A ideia de que produtos naturais não fazem mal também preocupa os profissionais. Fernanda afirma que existe uma percepção equivocada de segurança quando o assunto envolve suplementos naturais ou fitoterápicos. "Até mesmo plantas podem ser tóxicas", alerta. De acordo com ela, alguns compostos naturais podem interferir na ação de medicamentos, potencializar efeitos colaterais ou causar reações adversas importantes, dependendo da condição clínica do animal.
Além disso, cães e gatos possuem metabolismos diferentes e necessidades nutricionais bastante específicas. Um suplemento indicado para cães pode não ser seguro para gatos, especialmente pela sensibilidade felina a determinados nutrientes.
Riscos das redes
Com o crescimento do mercado de animais domésticos, criadores de conteúdo animal passaram a divulgar rotinas de suplementação semelhantes às utilizadas por humanos. Produtos voltados para "imunidade", "energia" ou "envelhecimento saudável" ganharam força principalmente nas redes sociais. Para os especialistas, embora a humanização dos pets tenha ampliado o cuidado com os animais, ela também favoreceu exageros e comparações inadequadas com hábitos da medicina humana.
Hoje, muitos tutores chegam às clínicas veterinárias já determinados a comprar certos suplementos vistos na internet. Em alguns casos, os produtos sequer possuem comprovação científica adequada ou registro confiável. Fernanda alerta que produtos que prometem resolver muitos problemas ao mesmo tempo devem ser encarados com desconfiança. "Não existe nada que seja bom para tudo", afirma.
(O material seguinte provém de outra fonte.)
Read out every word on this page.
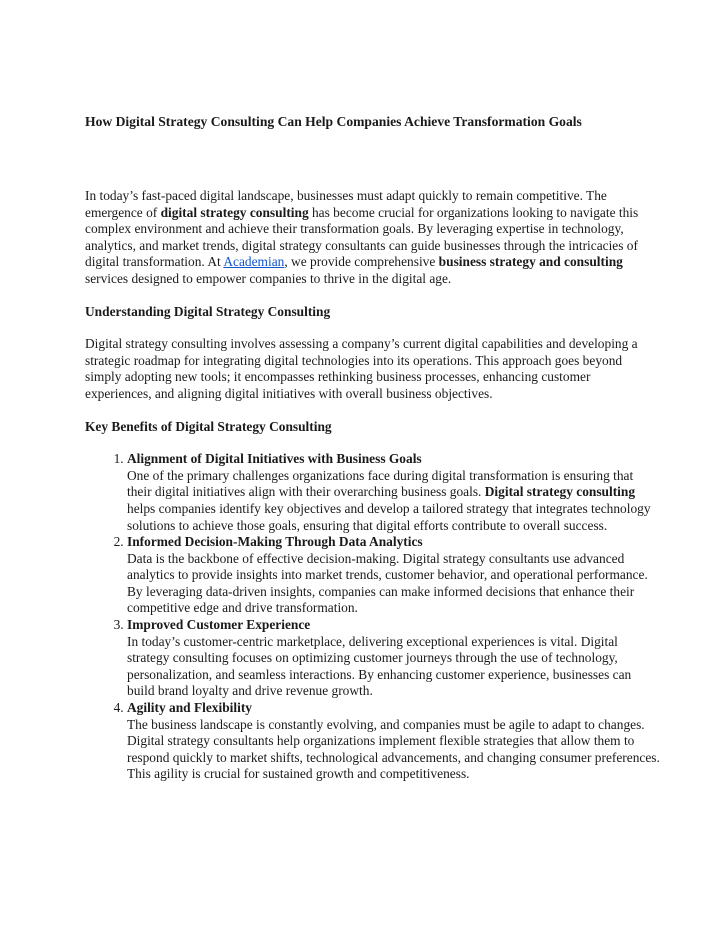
How Digital Strategy Consulting Can Help Companies Achieve Transformation Goals

In today’s fast-paced digital landscape, businesses must adapt quickly to remain competitive. The emergence of digital strategy consulting has become crucial for organizations looking to navigate this complex environment and achieve their transformation goals. By leveraging expertise in technology, analytics, and market trends, digital strategy consultants can guide businesses through the intricacies of digital transformation. At Academian, we provide comprehensive business strategy and consulting services designed to empower companies to thrive in the digital age.

Understanding Digital Strategy Consulting

Digital strategy consulting involves assessing a company’s current digital capabilities and developing a strategic roadmap for integrating digital technologies into its operations. This approach goes beyond simply adopting new tools; it encompasses rethinking business processes, enhancing customer experiences, and aligning digital initiatives with overall business objectives.

Key Benefits of Digital Strategy Consulting
1. Alignment of Digital Initiatives with Business Goals
One of the primary challenges organizations face during digital transformation is ensuring that their digital initiatives align with their overarching business goals. Digital strategy consulting helps companies identify key objectives and develop a tailored strategy that integrates technology solutions to achieve those goals, ensuring that digital efforts contribute to overall success.
2. Informed Decision-Making Through Data Analytics
Data is the backbone of effective decision-making. Digital strategy consultants use advanced analytics to provide insights into market trends, customer behavior, and operational performance. By leveraging data-driven insights, companies can make informed decisions that enhance their competitive edge and drive transformation.
3. Improved Customer Experience
In today’s customer-centric marketplace, delivering exceptional experiences is vital. Digital strategy consulting focuses on optimizing customer journeys through the use of technology, personalization, and seamless interactions. By enhancing customer experience, businesses can build brand loyalty and drive revenue growth.
4. Agility and Flexibility
The business landscape is constantly evolving, and companies must be agile to adapt to changes. Digital strategy consultants help organizations implement flexible strategies that allow them to respond quickly to market shifts, technological advancements, and changing consumer preferences. This agility is crucial for sustained growth and competitiveness.
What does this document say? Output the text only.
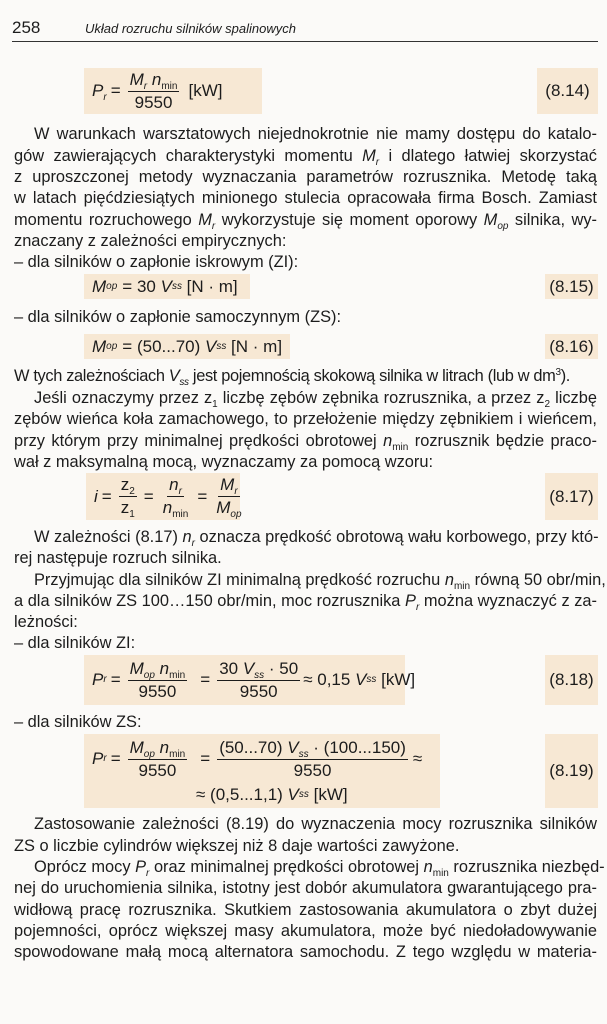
258	Układ rozruchu silników spalinowych
(8.14)
$P_r = \frac{M_r n_{min}}{9550} [kW]$
W warunkach warsztatowych niejednokrotnie nie mamy dostępu do katalo-
gów zawierających charakterystyki momentu $M_r$ i dlatego łatwiej skorzystać
z uproszczonej metody wyznaczania parametrów rozrusznika. Metodę taką
w latach pięćdziesiątych minionego stulecia opracowała firma Bosch. Zamiast
momentu rozruchowego $M_r$ wykorzystuje się moment oporowy $M_{op}$ silnika, wy-
znaczany z zależności empirycznych:
– dla silników o zapłonie iskrowym (ZI):
(8.15)
M op = 30 V ss [N · m]
– dla silników o zapłonie samoczynnym (ZS):
(8.16)
M op = (50...70) V ss [N · m]
W tych zależnościach $V_{ss}$ jest pojemnością skokową silnika w litrach (lub w $dm^3$).
Jeśli oznaczymy przez $z_1$ liczbę zębów zębnika rozrusznika, a przez $z_2$ liczbę
zębów wieńca koła zamachowego, to przełożenie między zębnikiem i wieńcem,
przy którym przy minimalnej prędkości obrotowej $n_{min}$ rozrusznik będzie praco-
wał z maksymalną mocą, wyznaczamy za pomocą wzoru:
(8.17)
$i = \frac{z_2}{z_1} = \frac{n_r}{n_{min}} = \frac{M_r}{M_{op}}$
W zależności (8.17) $n_r$ oznacza prędkość obrotową wału korbowego, przy któ-
rej następuje rozruch silnika.
Przyjmując dla silników ZI minimalną prędkość rozruchu $n_{min}$ równą 50 obr/min,
a dla silników ZS 100…150 obr/min, moc rozrusznika $P_r$ można wyznaczyć z za-
leżności:
– dla silników ZI:
(8.18)
P $r = \frac{M_{op} n_{min}}{9550} = \frac{30 V_{ss} \cdot 50}{9550} \approx 0,15$ V ss [kW]
– dla silników ZS:
(8.19)
P $r = \frac{M_{op} n_{min}}{9550} = \frac{(50...70) V_{ss} \cdot (100...150)}{9550}$ ≈
≈ (0,5...1,1) V ss [kW]
Zastosowanie zależności (8.19) do wyznaczenia mocy rozrusznika silników
ZS o liczbie cylindrów większej niż 8 daje wartości zawyżone.
Oprócz mocy $P_r$ oraz minimalnej prędkości obrotowej $n_{min}$ rozrusznika niezbęd-
nej do uruchomienia silnika, istotny jest dobór akumulatora gwarantującego pra-
widłową pracę rozrusznika. Skutkiem zastosowania akumulatora o zbyt dużej
pojemności, oprócz większej masy akumulatora, może być niedoładowywanie
spowodowane małą mocą alternatora samochodu. Z tego względu w materia-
A professora também chama atenção para a chamada "empurroterapia", prática comum em conteúdos patrocinados nas redes sociais. Segundo ela, o excesso de propaganda pode fazer com que os tutores enxerguem suplementos como itens obrigatórios, mesmo quando não existe necessidade clínica.
Outro ponto importante, segundo os especialistas, é que qualidade não depende apenas do preço. É fundamental verificar se o produto possui registro adequado, procedência confiável, validade e composição compatível com a espécie animal. Em alguns casos, suplementos vendidos sem controle adequado podem apresentar impurezas ou concentrações diferentes das informadas na embalagem. Isso reduz a eficácia do produto e pode trazer riscos à saúde do animal.
Antes de iniciar qualquer suplementação, a recomendação é buscar avaliação veterinária completa. Exames clínicos, análises laboratoriais e histórico alimentar ajudam a definir se existe realmente necessidade de suplementar. Para Fernanda, não existe receita quando o assunto é nutrição animal. Cada paciente possui necessidades próprias, influenciadas por idade, peso, rotina, raça, doenças e até nível de atividade física.